As a nonprofit news venture you may only be thinking of the work you have to do today or tomorrow but do you also think about preserving the work your staff produces? Do you have an archive of all the stories you are publishing? What kind of digital storage do you have? What is your backup strategy for your digital content? If you have not thought about this, now is the time think about how to archive and preserve your news content.
Archival and preservation of news content is nothing new – print newspapers have had “morgues” for years. These “morgues” hold the print editions of the paper and other related materials (transcripts, photos, maps, documents, etc.) important to the print operation for future access and historical purposes.
In this digital age, archiving your organization’s work should be top of mind.
As a nonprofit news venture, you may need to report to board members, foundations and donors about your operations. It can be a definite plus if you can tell them what your archival or preservation strategy is for your news content. In addition, if you have an archive of your news content, you could potentially use that as a revenue generator by allowing the community to access your organization’s digital archives for a nominal fee.
As you think about your archival strategies, please consider these following questions:
- What storage capabilities do you have for hosting your multimedia and news content? This can determine what kind of space you will need to hold all the content your staff produces and plan for the future as your news content grows over the months and years ahead.
- What kind of content management system do you have? This can determine how much and what kind of content crawler tools can gather from your site.
- How often do you backup your news content? If you are not doing this often, you may be putting your content at risk. Having a backup plan is highly recommended.
- If you have your information or content hosted in the cloud, do you know what your cloud provider’s plan is for disaster or migration? If you don’t, you should find out so you can be prepared.
- How can you preserve your content? It’s one thing to archive and store your content, but if you don’t have a method by which to keep that content in its original form and accessible to anyone, you should think about tools to help you with that step.

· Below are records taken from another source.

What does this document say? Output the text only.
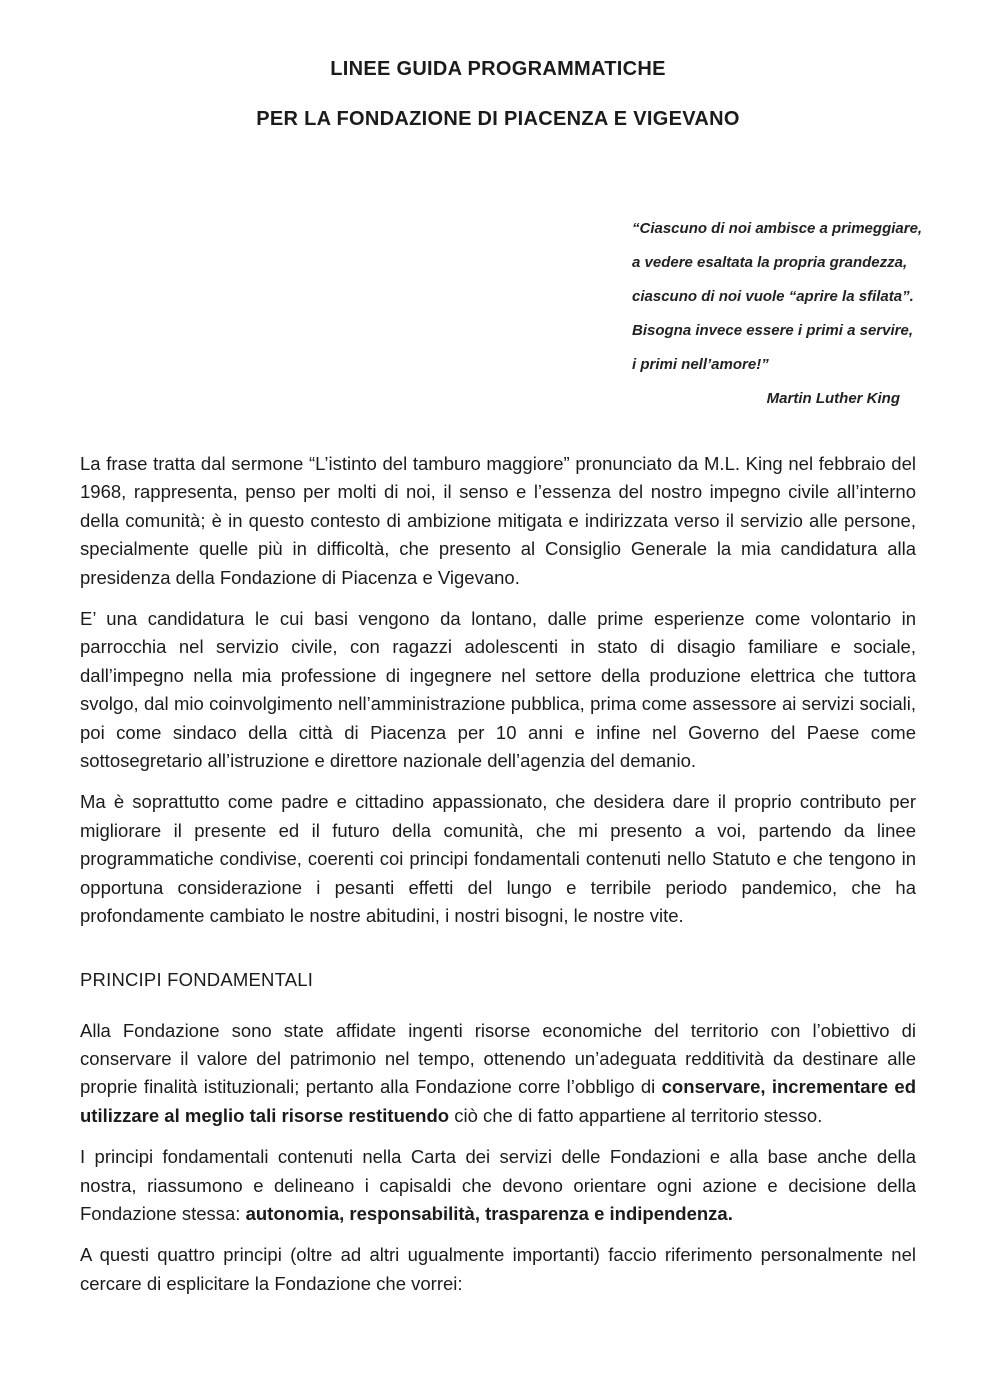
LINEE GUIDA PROGRAMMATICHE
PER LA FONDAZIONE DI PIACENZA E VIGEVANO
“Ciascuno di noi ambisce a primeggiare,
a vedere esaltata la propria grandezza,
ciascuno di noi vuole “aprire la sfilata”.
Bisogna invece essere i primi a servire,
i primi nell’amore!”
Martin Luther King

La frase tratta dal sermone “L’istinto del tamburo maggiore” pronunciato da M.L. King nel febbraio del 1968, rappresenta, penso per molti di noi, il senso e l’essenza del nostro impegno civile all’interno della comunità; è in questo contesto di ambizione mitigata e indirizzata verso il servizio alle persone, specialmente quelle più in difficoltà, che presento al Consiglio Generale la mia candidatura alla presidenza della Fondazione di Piacenza e Vigevano.

E’ una candidatura le cui basi vengono da lontano, dalle prime esperienze come volontario in parrocchia nel servizio civile, con ragazzi adolescenti in stato di disagio familiare e sociale, dall’impegno nella mia professione di ingegnere nel settore della produzione elettrica che tuttora svolgo, dal mio coinvolgimento nell’amministrazione pubblica, prima come assessore ai servizi sociali, poi come sindaco della città di Piacenza per 10 anni e infine nel Governo del Paese come sottosegretario all’istruzione e direttore nazionale dell’agenzia del demanio.

Ma è soprattutto come padre e cittadino appassionato, che desidera dare il proprio contributo per migliorare il presente ed il futuro della comunità, che mi presento a voi, partendo da linee programmatiche condivise, coerenti coi principi fondamentali contenuti nello Statuto e che tengono in opportuna considerazione i pesanti effetti del lungo e terribile periodo pandemico, che ha profondamente cambiato le nostre abitudini, i nostri bisogni, le nostre vite.

PRINCIPI FONDAMENTALI

Alla Fondazione sono state affidate ingenti risorse economiche del territorio con l’obiettivo di conservare il valore del patrimonio nel tempo, ottenendo un’adeguata redditività da destinare alle proprie finalità istituzionali; pertanto alla Fondazione corre l’obbligo di conservare, incrementare ed utilizzare al meglio tali risorse restituendo ciò che di fatto appartiene al territorio stesso.

I principi fondamentali contenuti nella Carta dei servizi delle Fondazioni e alla base anche della nostra, riassumono e delineano i capisaldi che devono orientare ogni azione e decisione della Fondazione stessa: autonomia, responsabilità, trasparenza e indipendenza.

A questi quattro principi (oltre ad altri ugualmente importanti) faccio riferimento personalmente nel cercare di esplicitare la Fondazione che vorrei:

Here are some archival tools that you can consider to help you keep your past work alive:
Heritrix is a tool that the Smithsonian Institution Archives, the Internet Archive, the Library of Congress and several European libraries use. It’s an open-source, web crawler tool. It does require some technical skills to install the tool but it can provide you a way to archive your website. If you want to view what the web crawler has found, you will need a viewer like the Wayback Machine.
It should be noted that the web crawlers are not always able to capture all dynamic content, so you should identify other methods to capture this kind of content. This may entail additional digital storage and backup strategies.
Another tool (not yet released) is WARCreate. It’s developed by Mat Kelly. According to the website, “WARCreate is a Google Chrome extension that allows a user to create a Web ARChive (WARC) file from any browseable webpage.” The tool is not yet available but you can email Mat Kelly (information on his website) to be notified when the tool will be released.
Aside from your general news content, are you archiving your organization’s tweets? If not, there is an option for that – Grabeeter. It is a an application that can search tweets of Twitter users and export the tweets into JSON or XML format. This tool may be of particular importance when you have a major news event and you would like to archive the Tweets for future use or archival purposes.
What about videos? Do you have a method to archive your videos? If your videos are featured through the YouTube channel, TubeKit may be your tool. TubeKit was created by Chirag Shah, Assistant Professor in the Dept. of Library & Information Science (LIS) within the School of Communication & Information (SC&I) at Rutgers University. The tool was developed from a NSF Grant that Shah received. It is a tool that crawls YouTube videos by a set of specific queries with specific attributes. There are two options – to create a crawler to find videos on YouTube or collect data from YouTube without crawling.
If your news organization has a Facebook page, you need to be careful about what you archive. Facebook forbids crawling without permission. If you want to be able to crawl your own Facebook page, you have to fill out a form and submit it for approval and that approval process can take a while.
Many large news organizations do have archival strategies and enterprise-wide tools to preserve their news content by working with an outside vendor. Here is a list of just a few of those companies that work with news organizations. Pricing can vary based on the services you require:
Here are some other resources worth checking out related to digital preservation of content:
These are just a few tools to help you get started. Archiving and preserving your news content should not be an option but a requirement – that will allow your organization’s important work to live on for years to come.